A study conducted in Chile found that 70% of ICUs have physiotherapists available 24/7, with coverage in 87% of public and 46% of private hospitals. In 41% of hospitals, one physiotherapist manages up to five patients during the week, while 23% of ICUs employ specialized physiotherapists, predominantly in the private sector.
Continuous physiotherapy care is essential for managing ICU patients, yet the availability of specialized education and training remains limited (27).
A study involving 815 mechanically ventilated patients showed that continuous 24-hour physiotherapy coverage resulted in shorter ventilation periods, reduced ICU stays, and lower treatment costs compared to care limited to 12 hours per day (28).
A study conducted in Malaysia investigated nurses’ perceptions of physiotherapists in the ICU, surveying 33 nurses with a minimum of six months of ICU experience. A 19-item questionnaire assessed physiotherapist availability, roles, and interventions. Patient mobilization was identified as a primary role, contributing to faster weaning from mechanical ventilation and shorter ICU stays (29).
The studies referenced above emphasize the importance of continuous physiotherapy in achieving favorable treatment outcomes. Limitations of this study include uneven regional representation (nine regions unrepresented), disproportionate participation by nurses and technicians (87%) compared with physicians (13%), and a realatively short study duration.

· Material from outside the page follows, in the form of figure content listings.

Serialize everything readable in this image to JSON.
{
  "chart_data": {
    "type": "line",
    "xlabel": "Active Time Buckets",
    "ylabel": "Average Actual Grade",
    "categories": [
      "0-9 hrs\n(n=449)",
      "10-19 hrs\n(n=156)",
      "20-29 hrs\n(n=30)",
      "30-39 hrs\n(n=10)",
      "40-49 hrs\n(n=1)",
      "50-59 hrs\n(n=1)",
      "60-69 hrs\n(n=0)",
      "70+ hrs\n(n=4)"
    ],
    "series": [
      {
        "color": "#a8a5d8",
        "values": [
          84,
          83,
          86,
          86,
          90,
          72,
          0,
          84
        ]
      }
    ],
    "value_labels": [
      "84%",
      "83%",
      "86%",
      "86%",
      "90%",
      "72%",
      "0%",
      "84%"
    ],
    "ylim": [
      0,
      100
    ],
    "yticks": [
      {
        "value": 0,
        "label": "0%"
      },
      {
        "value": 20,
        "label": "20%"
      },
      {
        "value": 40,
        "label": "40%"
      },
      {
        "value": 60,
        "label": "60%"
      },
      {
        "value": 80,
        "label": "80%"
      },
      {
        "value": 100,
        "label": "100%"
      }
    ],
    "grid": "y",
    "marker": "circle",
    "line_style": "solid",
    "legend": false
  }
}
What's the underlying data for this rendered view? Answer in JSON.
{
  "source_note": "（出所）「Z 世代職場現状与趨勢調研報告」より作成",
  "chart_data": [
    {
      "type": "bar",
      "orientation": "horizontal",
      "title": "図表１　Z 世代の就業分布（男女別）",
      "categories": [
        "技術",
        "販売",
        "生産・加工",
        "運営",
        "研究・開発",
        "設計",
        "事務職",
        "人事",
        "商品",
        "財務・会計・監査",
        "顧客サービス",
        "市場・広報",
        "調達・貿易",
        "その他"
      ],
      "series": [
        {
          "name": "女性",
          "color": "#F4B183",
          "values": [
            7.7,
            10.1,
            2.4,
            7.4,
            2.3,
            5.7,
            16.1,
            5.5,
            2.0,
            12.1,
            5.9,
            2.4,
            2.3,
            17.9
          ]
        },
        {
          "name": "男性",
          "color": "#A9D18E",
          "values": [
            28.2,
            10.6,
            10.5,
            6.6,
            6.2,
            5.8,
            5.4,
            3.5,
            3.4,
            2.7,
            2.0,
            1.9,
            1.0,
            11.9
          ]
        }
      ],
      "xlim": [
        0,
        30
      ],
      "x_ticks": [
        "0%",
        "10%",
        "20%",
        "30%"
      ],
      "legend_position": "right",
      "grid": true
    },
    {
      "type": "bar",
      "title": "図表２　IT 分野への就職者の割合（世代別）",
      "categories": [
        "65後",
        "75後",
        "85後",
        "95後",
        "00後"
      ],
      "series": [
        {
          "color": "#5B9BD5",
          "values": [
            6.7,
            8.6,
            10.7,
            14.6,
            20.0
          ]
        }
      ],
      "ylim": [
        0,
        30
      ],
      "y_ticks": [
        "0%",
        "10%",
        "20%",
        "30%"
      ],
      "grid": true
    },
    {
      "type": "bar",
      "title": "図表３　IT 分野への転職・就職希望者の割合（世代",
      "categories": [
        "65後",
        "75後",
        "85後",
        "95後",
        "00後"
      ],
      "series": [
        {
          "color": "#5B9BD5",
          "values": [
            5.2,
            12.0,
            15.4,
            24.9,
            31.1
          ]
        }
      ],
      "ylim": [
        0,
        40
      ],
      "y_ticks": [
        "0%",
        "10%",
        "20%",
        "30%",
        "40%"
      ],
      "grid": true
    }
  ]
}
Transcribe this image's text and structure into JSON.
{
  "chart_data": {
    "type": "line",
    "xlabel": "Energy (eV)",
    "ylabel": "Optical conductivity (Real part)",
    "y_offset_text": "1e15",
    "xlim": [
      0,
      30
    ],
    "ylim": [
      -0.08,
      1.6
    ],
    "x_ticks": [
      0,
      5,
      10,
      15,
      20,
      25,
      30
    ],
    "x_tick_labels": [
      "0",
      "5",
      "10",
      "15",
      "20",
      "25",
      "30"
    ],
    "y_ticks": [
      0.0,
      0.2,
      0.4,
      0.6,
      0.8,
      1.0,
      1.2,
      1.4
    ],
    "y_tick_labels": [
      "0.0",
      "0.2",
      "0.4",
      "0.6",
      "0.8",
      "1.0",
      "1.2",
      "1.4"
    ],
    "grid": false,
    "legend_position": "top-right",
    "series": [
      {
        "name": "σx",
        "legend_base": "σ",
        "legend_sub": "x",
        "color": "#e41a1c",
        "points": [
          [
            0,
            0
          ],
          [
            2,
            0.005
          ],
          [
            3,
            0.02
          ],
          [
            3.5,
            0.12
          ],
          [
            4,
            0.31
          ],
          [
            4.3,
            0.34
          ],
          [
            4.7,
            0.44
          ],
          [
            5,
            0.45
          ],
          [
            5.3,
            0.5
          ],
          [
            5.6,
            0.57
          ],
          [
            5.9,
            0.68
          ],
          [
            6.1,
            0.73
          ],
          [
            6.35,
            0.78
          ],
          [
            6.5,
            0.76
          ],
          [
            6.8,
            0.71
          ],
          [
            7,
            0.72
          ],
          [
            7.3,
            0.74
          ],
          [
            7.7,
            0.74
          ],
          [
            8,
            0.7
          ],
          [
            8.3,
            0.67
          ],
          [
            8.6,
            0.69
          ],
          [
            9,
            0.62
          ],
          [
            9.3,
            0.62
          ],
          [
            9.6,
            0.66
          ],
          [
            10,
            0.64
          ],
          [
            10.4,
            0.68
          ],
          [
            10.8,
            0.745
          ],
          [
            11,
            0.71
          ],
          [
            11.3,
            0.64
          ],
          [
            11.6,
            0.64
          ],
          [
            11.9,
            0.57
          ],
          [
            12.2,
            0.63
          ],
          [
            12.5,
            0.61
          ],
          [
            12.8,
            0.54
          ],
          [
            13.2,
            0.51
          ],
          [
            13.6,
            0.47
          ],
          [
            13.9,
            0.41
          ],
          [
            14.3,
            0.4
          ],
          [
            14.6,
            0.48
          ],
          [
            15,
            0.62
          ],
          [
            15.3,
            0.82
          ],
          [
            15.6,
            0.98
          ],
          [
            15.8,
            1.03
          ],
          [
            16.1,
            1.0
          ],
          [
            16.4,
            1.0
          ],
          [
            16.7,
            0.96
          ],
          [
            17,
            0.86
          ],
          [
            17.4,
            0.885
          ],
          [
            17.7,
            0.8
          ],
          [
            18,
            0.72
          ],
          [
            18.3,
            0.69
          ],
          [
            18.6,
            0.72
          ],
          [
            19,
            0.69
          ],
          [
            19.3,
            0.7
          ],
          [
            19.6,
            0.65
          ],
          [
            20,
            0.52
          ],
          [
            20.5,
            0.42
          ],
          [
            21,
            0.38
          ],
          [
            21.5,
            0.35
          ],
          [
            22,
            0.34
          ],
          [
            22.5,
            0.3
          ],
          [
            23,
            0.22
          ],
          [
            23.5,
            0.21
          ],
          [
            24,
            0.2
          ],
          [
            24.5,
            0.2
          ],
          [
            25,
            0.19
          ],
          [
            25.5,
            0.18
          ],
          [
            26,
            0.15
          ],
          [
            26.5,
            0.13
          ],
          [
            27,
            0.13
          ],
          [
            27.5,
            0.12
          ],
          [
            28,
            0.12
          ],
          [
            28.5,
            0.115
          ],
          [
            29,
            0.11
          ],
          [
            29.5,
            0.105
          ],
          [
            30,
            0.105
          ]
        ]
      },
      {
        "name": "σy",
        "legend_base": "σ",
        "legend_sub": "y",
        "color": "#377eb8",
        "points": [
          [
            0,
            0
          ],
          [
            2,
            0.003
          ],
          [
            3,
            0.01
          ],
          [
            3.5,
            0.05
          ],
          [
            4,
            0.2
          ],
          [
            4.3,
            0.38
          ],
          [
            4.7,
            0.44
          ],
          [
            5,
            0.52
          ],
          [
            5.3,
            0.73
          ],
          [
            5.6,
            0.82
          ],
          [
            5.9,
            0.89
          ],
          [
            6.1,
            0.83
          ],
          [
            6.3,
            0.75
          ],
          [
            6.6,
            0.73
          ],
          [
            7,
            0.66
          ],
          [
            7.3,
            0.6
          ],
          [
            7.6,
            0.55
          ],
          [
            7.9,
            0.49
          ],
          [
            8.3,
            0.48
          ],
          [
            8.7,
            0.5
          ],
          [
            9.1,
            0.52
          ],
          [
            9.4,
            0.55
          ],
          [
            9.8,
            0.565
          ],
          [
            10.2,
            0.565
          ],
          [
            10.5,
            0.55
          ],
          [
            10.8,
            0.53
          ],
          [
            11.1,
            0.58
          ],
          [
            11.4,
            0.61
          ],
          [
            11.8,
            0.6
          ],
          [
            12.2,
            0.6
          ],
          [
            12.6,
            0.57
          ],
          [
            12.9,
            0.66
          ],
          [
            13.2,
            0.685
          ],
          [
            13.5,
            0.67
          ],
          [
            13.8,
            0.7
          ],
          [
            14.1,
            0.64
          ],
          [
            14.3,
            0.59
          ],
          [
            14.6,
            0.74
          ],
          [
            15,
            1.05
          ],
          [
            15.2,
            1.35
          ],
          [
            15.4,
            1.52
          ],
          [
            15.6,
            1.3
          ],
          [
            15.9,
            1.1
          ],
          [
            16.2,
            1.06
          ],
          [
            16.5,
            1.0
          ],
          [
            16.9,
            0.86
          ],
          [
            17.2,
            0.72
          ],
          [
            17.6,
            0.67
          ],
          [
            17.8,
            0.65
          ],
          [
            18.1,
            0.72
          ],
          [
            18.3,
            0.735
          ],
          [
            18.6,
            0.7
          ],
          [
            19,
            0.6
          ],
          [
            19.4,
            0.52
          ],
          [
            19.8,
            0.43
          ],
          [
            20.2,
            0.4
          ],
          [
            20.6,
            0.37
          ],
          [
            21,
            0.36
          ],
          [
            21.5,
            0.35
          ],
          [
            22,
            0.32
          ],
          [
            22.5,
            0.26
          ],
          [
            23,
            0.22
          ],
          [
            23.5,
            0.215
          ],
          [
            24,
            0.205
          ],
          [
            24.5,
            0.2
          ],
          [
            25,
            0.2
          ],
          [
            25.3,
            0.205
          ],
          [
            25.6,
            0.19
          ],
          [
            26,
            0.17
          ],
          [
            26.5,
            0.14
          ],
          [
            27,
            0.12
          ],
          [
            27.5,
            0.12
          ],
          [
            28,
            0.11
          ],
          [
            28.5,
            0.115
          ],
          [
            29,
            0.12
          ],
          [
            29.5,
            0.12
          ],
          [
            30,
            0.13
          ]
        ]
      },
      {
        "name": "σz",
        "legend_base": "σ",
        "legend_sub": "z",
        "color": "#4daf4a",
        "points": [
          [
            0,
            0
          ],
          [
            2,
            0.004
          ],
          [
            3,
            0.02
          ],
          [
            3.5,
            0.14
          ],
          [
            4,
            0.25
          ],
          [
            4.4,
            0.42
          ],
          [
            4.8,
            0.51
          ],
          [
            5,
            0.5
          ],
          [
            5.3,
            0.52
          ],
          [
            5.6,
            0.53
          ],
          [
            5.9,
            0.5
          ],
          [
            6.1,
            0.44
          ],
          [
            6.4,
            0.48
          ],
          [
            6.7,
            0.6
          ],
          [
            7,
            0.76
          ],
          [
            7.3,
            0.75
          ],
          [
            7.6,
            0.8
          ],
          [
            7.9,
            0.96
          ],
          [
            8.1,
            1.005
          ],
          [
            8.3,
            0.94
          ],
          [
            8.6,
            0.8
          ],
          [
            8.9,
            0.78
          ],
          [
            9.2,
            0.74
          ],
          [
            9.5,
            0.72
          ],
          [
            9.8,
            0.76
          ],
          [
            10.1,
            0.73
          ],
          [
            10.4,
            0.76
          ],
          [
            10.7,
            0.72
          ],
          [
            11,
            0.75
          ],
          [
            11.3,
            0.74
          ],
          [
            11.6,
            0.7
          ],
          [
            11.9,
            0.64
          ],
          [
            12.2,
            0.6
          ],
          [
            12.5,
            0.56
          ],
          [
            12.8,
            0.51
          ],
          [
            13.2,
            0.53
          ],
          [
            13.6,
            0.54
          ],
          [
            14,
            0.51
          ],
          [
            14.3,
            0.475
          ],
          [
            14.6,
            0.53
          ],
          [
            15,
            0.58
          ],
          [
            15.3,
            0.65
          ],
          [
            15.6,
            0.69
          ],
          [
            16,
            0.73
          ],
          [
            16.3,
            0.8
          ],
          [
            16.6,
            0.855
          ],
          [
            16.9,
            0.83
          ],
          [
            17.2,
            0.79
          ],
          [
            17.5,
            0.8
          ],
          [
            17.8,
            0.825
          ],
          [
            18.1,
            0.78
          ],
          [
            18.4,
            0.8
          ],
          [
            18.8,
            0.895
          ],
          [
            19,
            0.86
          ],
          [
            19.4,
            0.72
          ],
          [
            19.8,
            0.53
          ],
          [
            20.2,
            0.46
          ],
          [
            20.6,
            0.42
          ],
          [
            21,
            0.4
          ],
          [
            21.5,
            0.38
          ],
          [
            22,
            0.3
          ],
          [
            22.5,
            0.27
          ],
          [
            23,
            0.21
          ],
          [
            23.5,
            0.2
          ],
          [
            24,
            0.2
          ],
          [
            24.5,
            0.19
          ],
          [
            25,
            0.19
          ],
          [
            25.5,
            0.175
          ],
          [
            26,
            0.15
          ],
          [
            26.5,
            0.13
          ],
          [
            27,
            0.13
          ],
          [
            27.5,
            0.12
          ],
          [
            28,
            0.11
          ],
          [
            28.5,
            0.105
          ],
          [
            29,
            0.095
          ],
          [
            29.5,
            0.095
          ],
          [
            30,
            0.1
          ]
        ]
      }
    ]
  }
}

Despite these limitations, responses from 120 participants across more than half of Croatia’s regions provided valuable insights, supporting the essential role of physiotherapists in ICU teams and highlighting the benefits of extended physiotherapy availability in critical care.
Conclusion
Physiotherapy care in ICUs is essential for the multidisciplinary management of critically ill patients, contributing to improved functional outcomes and preventing complications associated with prolonged hospitalization. The integration of physiotherapists into ICU teams significantly enhances patient outcomes and overall treatment effectiveness. In Croatia, however, continuous and standardized physiotherapy care remains underdeveloped, despite clear evidence of its significance. While healthcare professionals express satisfaction with physiotherapist involvement in ICUs, they emphasize the need for improved staffing coverage and advanced clinical competence. Future research should aim for a more balanced representation of physicians and nurses, with broader regional participation, to achieve a comprehensive evaluation of physiotherapy care and promote the standardization of ICU practices across Croatia.